I came into the door from work with two kids in tow at 6 pm. I set up the five year old at the table with his homework, got the toddler interested in some crayons and some paper (if she ate the crayons, I will never know) and got to work. I defrosted (nuked for 1 minute) some bread I had in the freezer (Costco bread freezes incredibly well), wrapped it in foil and stuck it in the toaster oven at 500 degrees. As it came time to incorporate the eggs into the broth, my toddler started to ram her baby stroller into my legs and my 5 year old is asking me difficult questions from his homework like "What comes after 23?" I pleasantly ask my daughter to stop hurting me and answer "24... I think?" and I whisk the soup into creamy submission and add some salt and pepper and taste it... sweet god,where has this soup been all my life? Delicious!

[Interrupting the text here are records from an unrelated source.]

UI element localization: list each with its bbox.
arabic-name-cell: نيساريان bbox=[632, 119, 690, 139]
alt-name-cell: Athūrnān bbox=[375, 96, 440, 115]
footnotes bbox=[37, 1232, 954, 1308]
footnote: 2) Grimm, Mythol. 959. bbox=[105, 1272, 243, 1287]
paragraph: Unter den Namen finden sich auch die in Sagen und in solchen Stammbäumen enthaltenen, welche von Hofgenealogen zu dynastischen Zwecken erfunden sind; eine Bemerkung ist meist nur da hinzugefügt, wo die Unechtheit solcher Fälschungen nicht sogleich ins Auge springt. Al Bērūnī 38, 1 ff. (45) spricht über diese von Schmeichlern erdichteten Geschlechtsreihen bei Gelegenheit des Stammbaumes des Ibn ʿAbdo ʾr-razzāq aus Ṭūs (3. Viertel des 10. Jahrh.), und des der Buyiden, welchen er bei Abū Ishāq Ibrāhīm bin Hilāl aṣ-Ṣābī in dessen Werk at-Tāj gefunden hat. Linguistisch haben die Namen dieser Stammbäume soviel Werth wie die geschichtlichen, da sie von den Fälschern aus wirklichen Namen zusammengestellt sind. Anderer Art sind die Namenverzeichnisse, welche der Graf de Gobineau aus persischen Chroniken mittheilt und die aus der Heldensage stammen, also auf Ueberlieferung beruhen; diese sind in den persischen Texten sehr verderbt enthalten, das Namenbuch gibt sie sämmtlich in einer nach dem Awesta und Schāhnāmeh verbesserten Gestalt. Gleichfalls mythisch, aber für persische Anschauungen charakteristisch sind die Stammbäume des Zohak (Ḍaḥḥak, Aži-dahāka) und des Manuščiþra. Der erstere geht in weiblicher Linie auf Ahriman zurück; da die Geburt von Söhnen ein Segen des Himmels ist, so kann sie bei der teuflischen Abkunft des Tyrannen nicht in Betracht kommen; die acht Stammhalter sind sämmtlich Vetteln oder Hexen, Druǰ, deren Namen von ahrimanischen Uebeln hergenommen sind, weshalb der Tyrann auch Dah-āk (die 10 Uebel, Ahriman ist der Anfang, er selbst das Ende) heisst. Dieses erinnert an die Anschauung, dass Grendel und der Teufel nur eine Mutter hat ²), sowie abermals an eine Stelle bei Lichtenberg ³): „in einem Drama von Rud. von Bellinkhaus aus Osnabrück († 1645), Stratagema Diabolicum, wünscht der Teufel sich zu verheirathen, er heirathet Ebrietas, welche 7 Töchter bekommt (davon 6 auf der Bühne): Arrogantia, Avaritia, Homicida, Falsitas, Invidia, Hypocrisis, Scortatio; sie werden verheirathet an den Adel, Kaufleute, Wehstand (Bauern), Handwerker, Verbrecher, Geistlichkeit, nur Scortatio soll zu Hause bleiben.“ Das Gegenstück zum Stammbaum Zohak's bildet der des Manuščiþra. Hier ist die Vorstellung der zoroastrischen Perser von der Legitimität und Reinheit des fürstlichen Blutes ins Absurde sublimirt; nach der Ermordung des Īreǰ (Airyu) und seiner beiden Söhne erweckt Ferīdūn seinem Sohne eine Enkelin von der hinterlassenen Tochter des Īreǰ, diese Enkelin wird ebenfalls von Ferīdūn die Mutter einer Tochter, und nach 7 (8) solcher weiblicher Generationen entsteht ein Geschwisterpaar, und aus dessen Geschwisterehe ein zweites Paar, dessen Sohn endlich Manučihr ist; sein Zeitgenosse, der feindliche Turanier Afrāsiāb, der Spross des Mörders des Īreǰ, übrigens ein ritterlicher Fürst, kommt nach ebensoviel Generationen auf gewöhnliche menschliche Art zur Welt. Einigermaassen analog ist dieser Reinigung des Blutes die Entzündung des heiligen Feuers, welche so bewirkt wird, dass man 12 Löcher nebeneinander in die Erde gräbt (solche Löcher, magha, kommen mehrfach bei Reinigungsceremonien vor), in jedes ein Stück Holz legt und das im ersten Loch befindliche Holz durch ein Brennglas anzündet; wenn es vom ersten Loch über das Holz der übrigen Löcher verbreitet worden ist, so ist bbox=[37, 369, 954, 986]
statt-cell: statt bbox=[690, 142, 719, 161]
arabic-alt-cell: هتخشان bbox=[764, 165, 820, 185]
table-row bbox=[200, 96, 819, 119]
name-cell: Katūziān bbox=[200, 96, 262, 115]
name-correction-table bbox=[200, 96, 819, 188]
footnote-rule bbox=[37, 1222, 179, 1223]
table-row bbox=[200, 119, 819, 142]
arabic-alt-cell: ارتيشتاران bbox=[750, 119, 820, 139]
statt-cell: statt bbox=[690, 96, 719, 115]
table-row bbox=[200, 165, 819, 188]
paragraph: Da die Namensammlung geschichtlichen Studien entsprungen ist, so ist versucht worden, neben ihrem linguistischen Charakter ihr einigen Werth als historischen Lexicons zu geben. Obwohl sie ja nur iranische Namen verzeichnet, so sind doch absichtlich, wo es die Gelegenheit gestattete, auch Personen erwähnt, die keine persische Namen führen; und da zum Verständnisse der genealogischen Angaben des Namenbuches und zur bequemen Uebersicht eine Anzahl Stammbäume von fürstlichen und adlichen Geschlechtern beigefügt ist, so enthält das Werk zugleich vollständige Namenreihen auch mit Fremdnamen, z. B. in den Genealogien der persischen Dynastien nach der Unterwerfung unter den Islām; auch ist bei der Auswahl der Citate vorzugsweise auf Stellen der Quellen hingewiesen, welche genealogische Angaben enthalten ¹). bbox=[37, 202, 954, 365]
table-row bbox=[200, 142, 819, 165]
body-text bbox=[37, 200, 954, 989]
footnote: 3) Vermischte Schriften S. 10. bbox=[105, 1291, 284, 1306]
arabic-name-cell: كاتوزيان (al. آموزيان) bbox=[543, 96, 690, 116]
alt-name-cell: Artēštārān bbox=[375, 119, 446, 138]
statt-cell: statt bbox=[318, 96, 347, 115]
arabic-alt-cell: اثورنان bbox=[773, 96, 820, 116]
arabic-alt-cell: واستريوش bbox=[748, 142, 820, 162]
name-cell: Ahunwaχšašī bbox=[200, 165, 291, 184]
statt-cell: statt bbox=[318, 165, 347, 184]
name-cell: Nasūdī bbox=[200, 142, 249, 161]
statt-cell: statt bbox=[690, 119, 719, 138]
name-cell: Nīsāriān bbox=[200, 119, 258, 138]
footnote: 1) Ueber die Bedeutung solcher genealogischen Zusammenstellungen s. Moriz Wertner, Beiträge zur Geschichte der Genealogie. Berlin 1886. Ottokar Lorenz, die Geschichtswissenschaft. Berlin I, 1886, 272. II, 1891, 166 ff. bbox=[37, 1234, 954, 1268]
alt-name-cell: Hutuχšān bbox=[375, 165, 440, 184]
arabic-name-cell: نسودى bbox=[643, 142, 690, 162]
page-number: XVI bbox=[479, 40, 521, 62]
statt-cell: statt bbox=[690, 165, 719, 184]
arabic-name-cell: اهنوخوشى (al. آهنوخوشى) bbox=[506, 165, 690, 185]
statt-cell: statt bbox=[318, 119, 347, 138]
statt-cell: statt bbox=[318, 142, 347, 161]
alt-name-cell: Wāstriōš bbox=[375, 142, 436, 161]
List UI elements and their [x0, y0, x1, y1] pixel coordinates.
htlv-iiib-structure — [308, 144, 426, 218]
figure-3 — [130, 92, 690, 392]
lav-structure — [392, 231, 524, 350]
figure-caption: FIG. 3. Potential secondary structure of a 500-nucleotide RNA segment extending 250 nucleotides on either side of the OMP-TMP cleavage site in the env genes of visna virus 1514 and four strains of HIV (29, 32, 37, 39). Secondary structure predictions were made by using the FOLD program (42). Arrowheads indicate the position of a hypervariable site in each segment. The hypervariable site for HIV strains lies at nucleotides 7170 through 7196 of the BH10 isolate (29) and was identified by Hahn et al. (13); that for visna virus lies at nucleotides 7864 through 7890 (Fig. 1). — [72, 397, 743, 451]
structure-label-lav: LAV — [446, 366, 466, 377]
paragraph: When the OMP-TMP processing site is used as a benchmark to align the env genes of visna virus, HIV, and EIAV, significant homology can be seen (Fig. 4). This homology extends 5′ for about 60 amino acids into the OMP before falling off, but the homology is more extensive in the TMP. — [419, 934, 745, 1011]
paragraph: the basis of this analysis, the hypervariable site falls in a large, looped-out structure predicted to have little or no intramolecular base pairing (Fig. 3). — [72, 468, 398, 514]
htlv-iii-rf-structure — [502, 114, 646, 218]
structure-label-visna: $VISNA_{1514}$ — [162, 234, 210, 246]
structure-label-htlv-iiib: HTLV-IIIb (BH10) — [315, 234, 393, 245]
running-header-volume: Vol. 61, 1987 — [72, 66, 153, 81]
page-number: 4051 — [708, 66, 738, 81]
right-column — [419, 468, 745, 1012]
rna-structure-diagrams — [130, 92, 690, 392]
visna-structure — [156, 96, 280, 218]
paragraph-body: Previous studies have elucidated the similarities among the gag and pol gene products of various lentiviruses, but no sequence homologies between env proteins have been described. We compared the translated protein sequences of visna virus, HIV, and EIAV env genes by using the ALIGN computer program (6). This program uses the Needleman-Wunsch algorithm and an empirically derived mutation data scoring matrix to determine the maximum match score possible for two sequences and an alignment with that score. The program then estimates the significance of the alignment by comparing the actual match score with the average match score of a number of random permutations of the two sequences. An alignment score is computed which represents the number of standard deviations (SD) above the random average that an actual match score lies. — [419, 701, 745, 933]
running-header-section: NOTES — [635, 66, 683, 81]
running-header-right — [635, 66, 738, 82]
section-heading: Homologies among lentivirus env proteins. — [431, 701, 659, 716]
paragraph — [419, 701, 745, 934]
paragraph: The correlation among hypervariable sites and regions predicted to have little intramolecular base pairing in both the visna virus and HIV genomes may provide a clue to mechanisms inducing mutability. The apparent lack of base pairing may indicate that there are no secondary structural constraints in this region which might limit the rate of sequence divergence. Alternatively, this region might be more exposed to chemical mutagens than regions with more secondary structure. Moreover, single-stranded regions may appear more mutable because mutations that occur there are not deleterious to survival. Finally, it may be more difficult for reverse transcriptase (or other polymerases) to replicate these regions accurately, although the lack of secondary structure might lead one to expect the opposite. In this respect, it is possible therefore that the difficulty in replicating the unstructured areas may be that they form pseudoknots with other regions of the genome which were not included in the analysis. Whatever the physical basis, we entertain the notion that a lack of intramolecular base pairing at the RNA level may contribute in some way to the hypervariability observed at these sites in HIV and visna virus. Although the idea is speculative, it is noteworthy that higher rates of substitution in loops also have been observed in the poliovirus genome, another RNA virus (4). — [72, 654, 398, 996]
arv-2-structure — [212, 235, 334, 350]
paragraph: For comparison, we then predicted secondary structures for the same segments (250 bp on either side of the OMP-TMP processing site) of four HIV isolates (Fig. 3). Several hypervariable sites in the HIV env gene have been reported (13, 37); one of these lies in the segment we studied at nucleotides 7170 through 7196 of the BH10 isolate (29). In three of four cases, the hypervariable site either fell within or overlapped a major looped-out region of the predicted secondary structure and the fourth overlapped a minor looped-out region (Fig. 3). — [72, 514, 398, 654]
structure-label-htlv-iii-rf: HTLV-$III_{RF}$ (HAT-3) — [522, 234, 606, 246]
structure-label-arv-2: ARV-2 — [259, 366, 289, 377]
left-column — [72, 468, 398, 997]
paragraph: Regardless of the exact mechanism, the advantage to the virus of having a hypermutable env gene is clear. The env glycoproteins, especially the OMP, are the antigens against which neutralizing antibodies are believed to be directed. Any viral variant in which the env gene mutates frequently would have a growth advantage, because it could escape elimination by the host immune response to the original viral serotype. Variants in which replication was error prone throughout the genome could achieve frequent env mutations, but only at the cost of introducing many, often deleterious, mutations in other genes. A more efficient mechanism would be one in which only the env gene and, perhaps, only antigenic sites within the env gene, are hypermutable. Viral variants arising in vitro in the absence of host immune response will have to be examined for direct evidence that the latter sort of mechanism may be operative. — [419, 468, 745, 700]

I throw in some leftover chicken from the weekend, get the bread out of the toaster oven, slice it and throw it all on the table as my 5 year old finishes his homework. My son ate it, my toddler gulped it down and I had to resist eating my husband's portion.

I love nights like this where a plan comes together. I felt like MacGyver with my Time for Dinner cookbook! I made a healthy and nutritious meal out of what felt like nothing and I didn't even have to break open the frozen pizza box.

Back to our regularly scheduled menu tomorrow night, barring any last minute schedule changes.